使用の機材は、米ボーイング社製の787―9型機。雄大な南極大陸を眼下に眺めながらの便ともなっていた。豪州国民107人を乗せて今月5日にアルゼンチンを出発して南方に航路を取り、南極大陸を横切って6日にダーウィンに到着した。
同社の直行の最長旅客便はこれまで、英ロンドンと豪州西部パースの間の路線で、距離は1万4498キロ、飛行時間は16時間45分だった。
機内の窓から南極大陸の景色を眺める乗客/From Qantas
新型コロナの影響で長距離便を実施した航空会社は他にもあり、フランス領ポリネシアのエア・タヒチヌイは今年3月、タヒチの政庁所在地パペーテから仏パリまで一気に飛行した。距離は9765マイルで、フライト時間は約16時間だった。
この路線は通常なら米ロサンゼルスを経由地としていたが、新型コロナ対策の税関通過の面倒な手続きを回避するため例外的な直行便としていた。
カンタス航空は以前、ロンドン、シドニー間で直行の「超長距離便」を飛ばしたこともある。
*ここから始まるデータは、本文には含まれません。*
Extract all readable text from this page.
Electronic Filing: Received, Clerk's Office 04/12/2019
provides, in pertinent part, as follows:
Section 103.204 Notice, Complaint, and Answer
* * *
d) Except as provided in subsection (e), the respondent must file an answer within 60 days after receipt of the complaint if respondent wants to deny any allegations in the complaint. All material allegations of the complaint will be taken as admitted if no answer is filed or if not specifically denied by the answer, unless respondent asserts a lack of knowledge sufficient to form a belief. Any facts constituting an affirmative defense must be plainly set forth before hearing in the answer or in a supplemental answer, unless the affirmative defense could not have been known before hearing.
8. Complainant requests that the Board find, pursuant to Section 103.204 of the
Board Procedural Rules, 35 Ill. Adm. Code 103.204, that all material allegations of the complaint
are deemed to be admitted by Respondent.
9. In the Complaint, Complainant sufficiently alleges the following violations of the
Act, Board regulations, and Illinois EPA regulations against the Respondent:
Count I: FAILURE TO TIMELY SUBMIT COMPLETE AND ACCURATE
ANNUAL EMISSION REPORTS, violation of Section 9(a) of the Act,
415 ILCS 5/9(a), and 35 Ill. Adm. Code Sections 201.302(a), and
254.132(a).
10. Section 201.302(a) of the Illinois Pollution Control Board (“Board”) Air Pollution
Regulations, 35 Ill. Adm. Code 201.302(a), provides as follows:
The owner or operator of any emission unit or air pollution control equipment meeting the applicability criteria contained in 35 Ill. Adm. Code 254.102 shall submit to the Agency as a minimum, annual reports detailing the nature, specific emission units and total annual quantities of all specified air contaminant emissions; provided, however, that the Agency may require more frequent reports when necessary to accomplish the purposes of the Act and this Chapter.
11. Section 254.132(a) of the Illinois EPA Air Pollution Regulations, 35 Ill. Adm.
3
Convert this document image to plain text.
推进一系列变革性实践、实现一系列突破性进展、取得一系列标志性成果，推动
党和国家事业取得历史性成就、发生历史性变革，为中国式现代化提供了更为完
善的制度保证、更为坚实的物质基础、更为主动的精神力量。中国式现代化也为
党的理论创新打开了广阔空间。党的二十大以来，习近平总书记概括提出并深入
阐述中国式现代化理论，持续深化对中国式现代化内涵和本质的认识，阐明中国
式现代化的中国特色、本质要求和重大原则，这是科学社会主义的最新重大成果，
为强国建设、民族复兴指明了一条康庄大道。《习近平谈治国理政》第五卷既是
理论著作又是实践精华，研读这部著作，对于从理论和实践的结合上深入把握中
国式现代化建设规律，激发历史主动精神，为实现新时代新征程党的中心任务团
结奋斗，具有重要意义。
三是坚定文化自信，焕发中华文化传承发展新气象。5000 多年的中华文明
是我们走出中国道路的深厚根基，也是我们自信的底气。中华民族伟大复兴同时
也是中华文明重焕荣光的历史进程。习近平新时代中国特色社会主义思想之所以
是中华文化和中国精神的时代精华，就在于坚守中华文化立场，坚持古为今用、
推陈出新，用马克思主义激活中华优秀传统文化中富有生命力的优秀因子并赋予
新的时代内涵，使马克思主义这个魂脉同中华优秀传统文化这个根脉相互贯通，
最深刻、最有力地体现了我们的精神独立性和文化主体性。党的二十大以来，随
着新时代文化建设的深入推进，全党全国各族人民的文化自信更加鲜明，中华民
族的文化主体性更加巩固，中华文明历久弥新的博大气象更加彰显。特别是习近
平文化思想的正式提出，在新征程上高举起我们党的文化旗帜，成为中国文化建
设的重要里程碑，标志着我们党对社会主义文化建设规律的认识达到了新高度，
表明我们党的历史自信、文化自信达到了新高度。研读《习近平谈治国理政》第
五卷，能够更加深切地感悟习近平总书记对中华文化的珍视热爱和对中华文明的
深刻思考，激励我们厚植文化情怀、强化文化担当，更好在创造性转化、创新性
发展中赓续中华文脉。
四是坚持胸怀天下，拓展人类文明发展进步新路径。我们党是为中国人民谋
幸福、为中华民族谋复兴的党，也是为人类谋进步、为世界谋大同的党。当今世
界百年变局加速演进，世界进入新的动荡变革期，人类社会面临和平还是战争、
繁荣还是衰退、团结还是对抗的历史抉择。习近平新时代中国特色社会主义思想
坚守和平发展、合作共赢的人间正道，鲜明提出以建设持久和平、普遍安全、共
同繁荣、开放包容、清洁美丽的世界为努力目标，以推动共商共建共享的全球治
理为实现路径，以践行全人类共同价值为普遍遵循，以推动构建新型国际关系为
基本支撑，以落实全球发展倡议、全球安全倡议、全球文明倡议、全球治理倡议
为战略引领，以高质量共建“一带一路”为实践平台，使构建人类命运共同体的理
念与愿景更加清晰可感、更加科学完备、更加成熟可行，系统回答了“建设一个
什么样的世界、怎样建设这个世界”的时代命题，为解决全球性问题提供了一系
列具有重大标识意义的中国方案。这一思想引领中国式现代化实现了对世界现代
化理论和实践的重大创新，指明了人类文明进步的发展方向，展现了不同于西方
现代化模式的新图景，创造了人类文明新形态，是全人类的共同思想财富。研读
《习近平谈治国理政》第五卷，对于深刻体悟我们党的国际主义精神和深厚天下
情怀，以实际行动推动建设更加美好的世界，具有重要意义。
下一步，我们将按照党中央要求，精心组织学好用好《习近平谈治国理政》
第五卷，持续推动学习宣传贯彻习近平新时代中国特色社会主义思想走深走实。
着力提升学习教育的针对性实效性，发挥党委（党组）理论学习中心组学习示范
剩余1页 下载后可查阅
飛行距離は1万1060マイル、所要時間は19時間19分だった。
人間がこれほどの長時間飛行で身体的な面などで耐えられるかを見極める特別運航便と位置づけられ、科学者や操縦士が乗り込んでいた。航空料金を支払った乗客がいなかったため、世界最長路線の新記録には認定されていなかった。